Pest control and property care firm Rentokil’s shares have risen 4.5 per cent this morning after it posted a 12.4 per cent rise in profit in the first half of the year.
Read more: Rentokil set to continue acquisition spree
The firm’s revenue grew by 8.5 per cent to £1.3bn in the first half of 2019 compared to a year earlier, its results showed today.
Its free cash flow rose to £95.9m from £22.9m in the first half of 2018.
Rentokil’s closing net debt rose to £1.4bn from £1.1bn a year earlier.
The rise in profit took the basic earnings per share to 4.75p from 4.69p previously.
The company’s interim dividend grew by 15.2 per cent to 1.51p.
Why it’s interesting
Rentokil said it is trading in line with expectations.

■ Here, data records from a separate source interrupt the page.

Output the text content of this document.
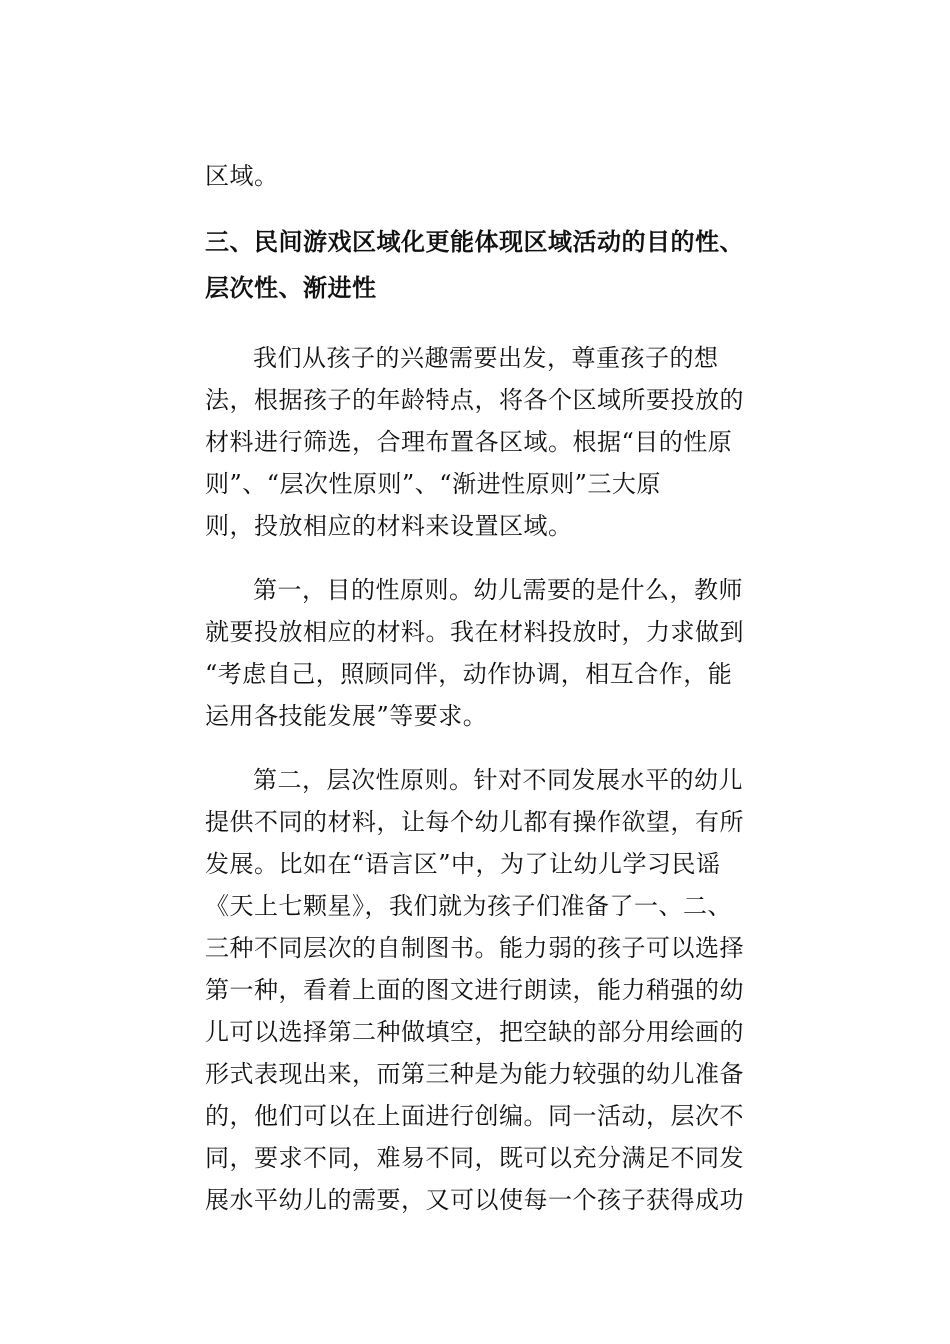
区域。
三、民间游戏区域化更能体现区域活动的目的性、
层次性、渐进性
我们从孩子的兴趣需要出发，尊重孩子的想
法，根据孩子的年龄特点，将各个区域所要投放的
材料进行筛选，合理布置各区域。根据“目的性原
则”、“层次性原则”、“渐进性原则”三大原
则，投放相应的材料来设置区域。
第一，目的性原则。幼儿需要的是什么，教师
就要投放相应的材料。我在材料投放时，力求做到
“考虑自己，照顾同伴，动作协调，相互合作，能
运用各技能发展”等要求。
第二，层次性原则。针对不同发展水平的幼儿
提供不同的材料，让每个幼儿都有操作欲望，有所
发展。比如在“语言区”中，为了让幼儿学习民谣
《天上七颗星》，我们就为孩子们准备了一、二、
三种不同层次的自制图书。能力弱的孩子可以选择
第一种，看着上面的图文进行朗读，能力稍强的幼
儿可以选择第二种做填空，把空缺的部分用绘画的
形式表现出来，而第三种是为能力较强的幼儿准备
的，他们可以在上面进行创编。同一活动，层次不
同，要求不同，难易不同，既可以充分满足不同发
展水平幼儿的需要，又可以使每一个孩子获得成功
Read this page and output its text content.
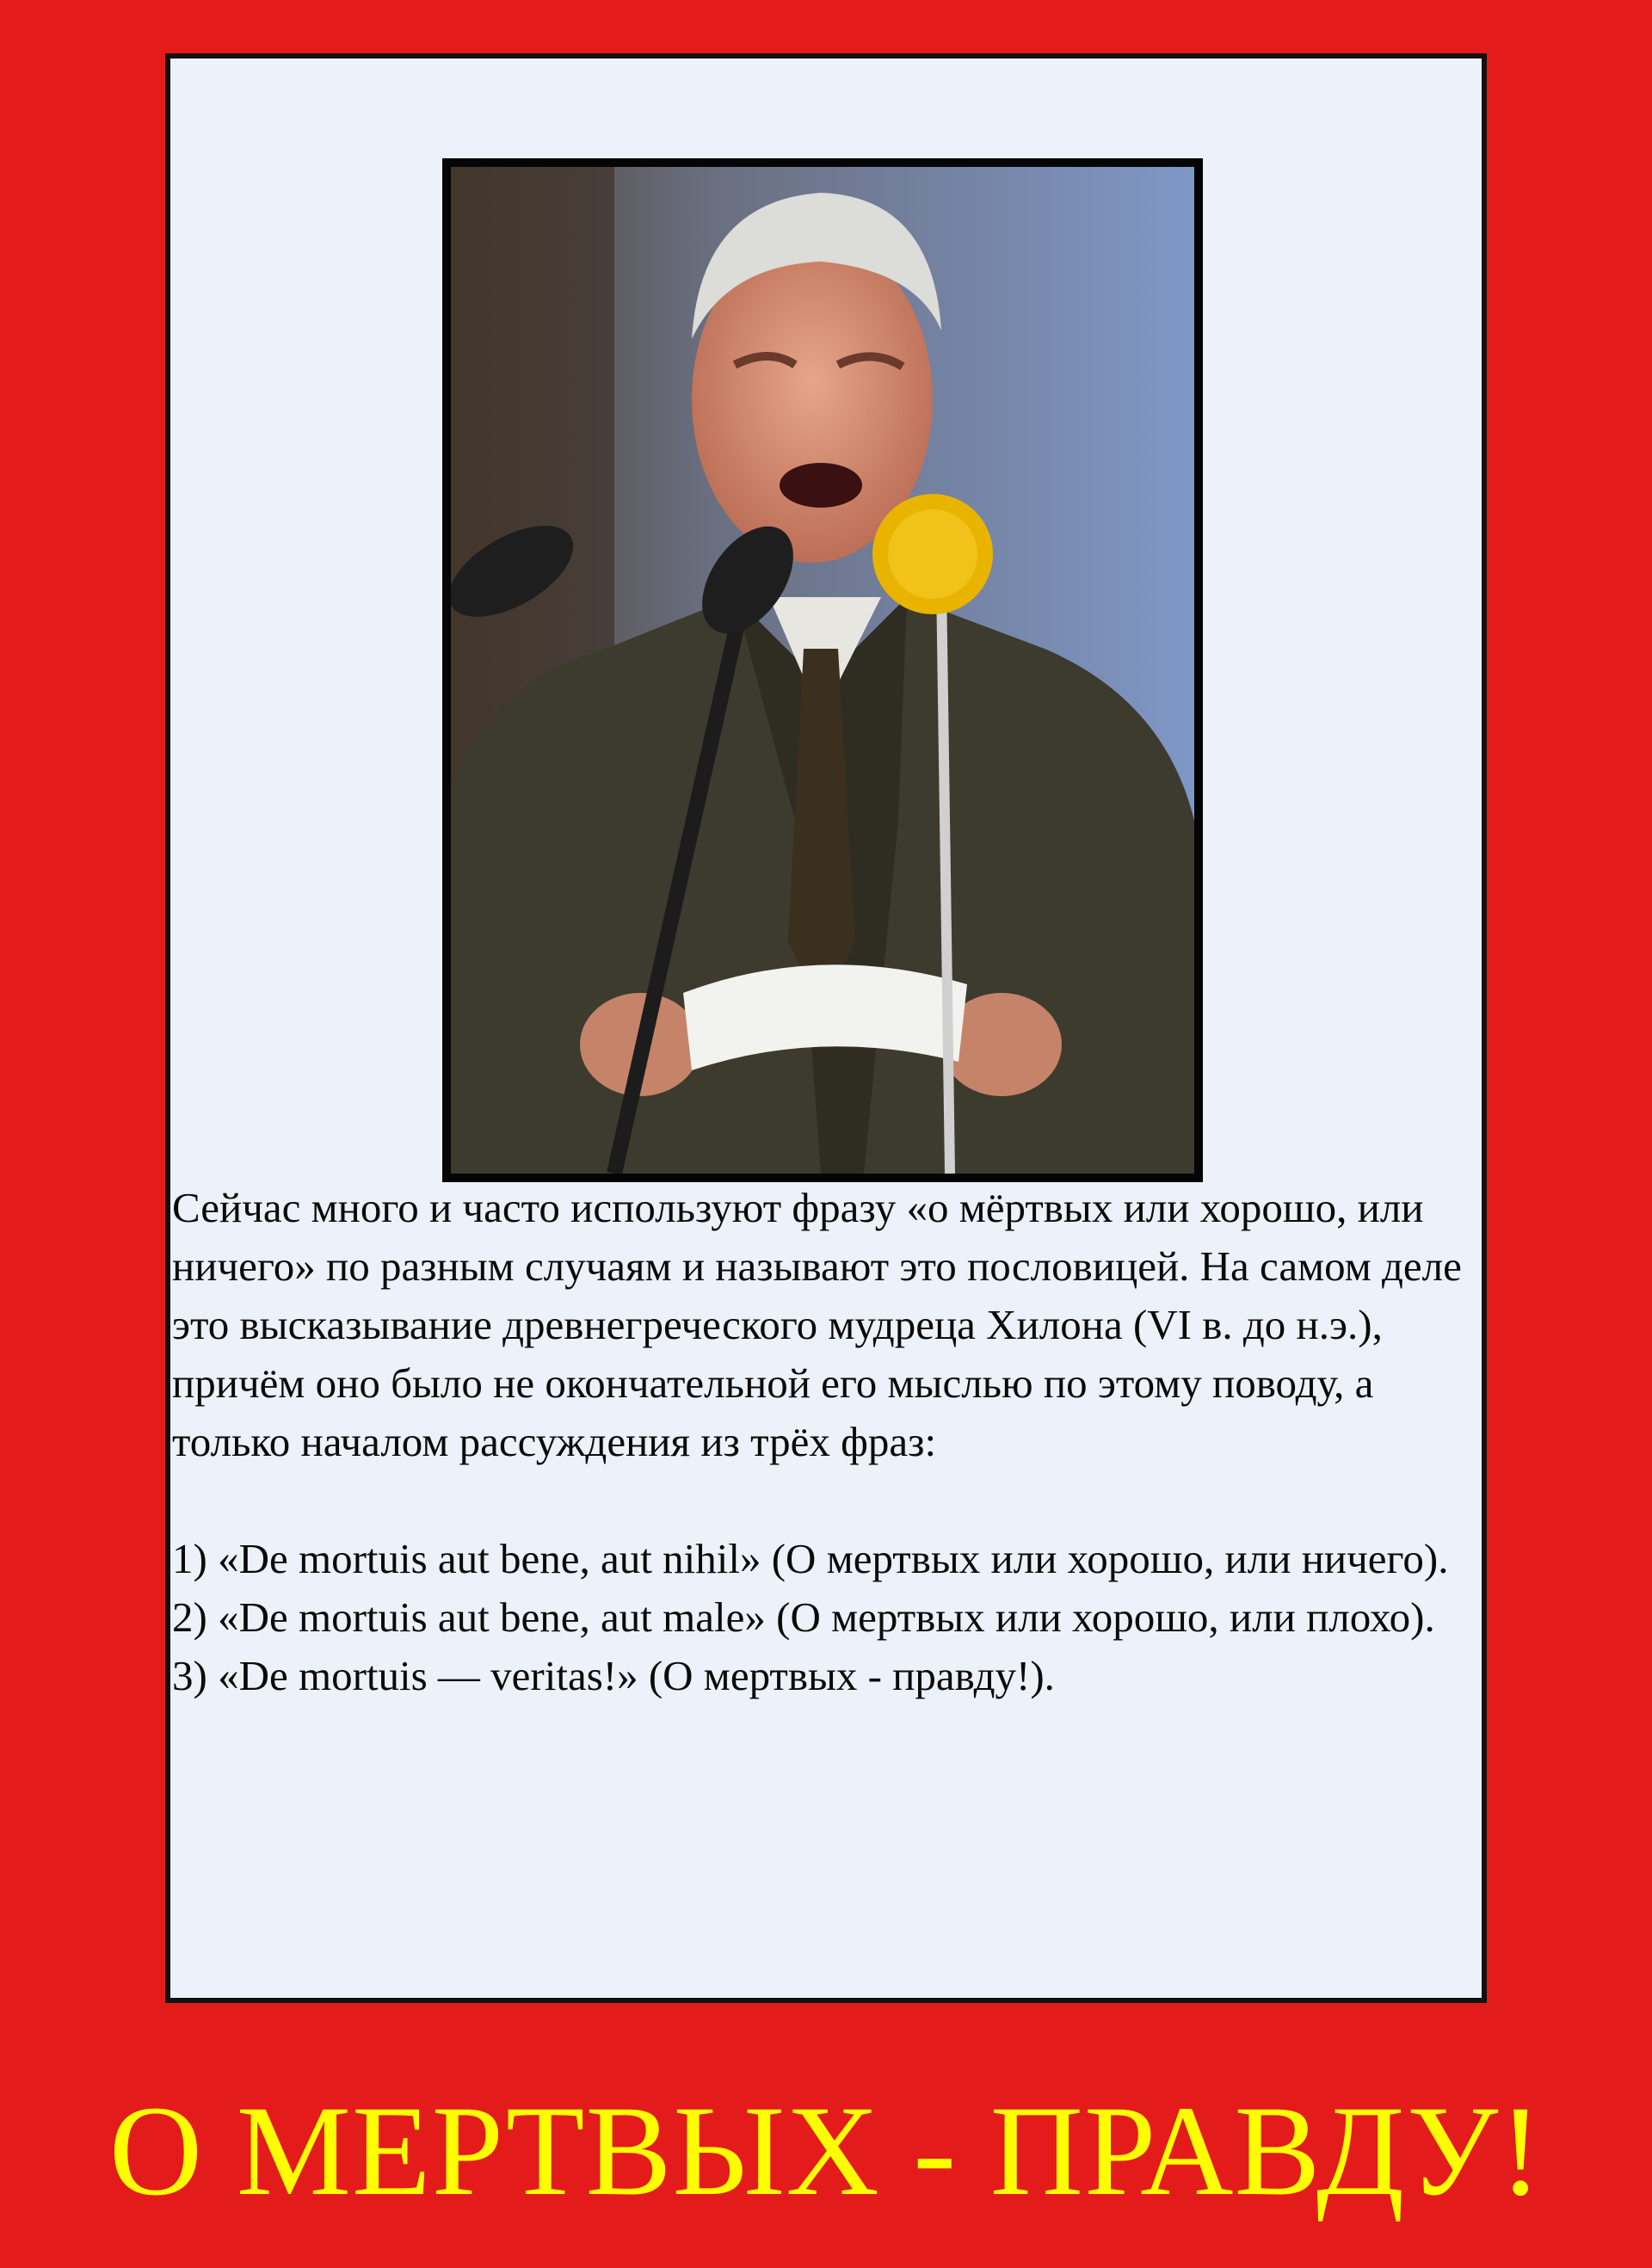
Сейчас много и часто используют фразу «о мёртвых или хорошо, или ничего» по разным случаям и называют это пословицей. На самом деле это высказывание древнегреческого мудреца Хилона (VI в. до н.э.), причём оно было не окончательной его мыслью по этому поводу, а только началом рассуждения из трёх фраз:

1) «De mortuis aut bene, aut nihil» (О мертвых или хорошо, или ничего).

2) «De mortuis aut bene, aut male» (О мертвых или хорошо, или плохо).

3) «De mortuis — veritas!» (О мертвых - правду!).

О МЕРТВЫХ - ПРАВДУ!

It said with various charges and windfalls taken into account its expectations for 2019 remain unchanged and expectations for 2020 increase by around £10m.
Yet it said the share of profits from associates in the second half is expected to be around £7m lower than the prior year after the disposal of the Company’s interest in the JV with Haniel.
What Rentokil said
Chief executive Andy Ransom said: “The business has performed very well in the first six months with strong organic growth of 4.2 per cent, driven by the expertise of our people, our continued leadership in technology and innovation, and further execution of high quality acquisitions in growth and emerging markets.”
“We have made 17 acquisitions in Pest Control and Hygiene – including a top-40 pest control business in the US and new market entries into Jordan and Sri Lanka.”
“We are also delighted with the sale of our stake in the JV with Haniel, the proceeds from which we will use initially to reduce debt and then redeploy into further M&A to build scale and density.”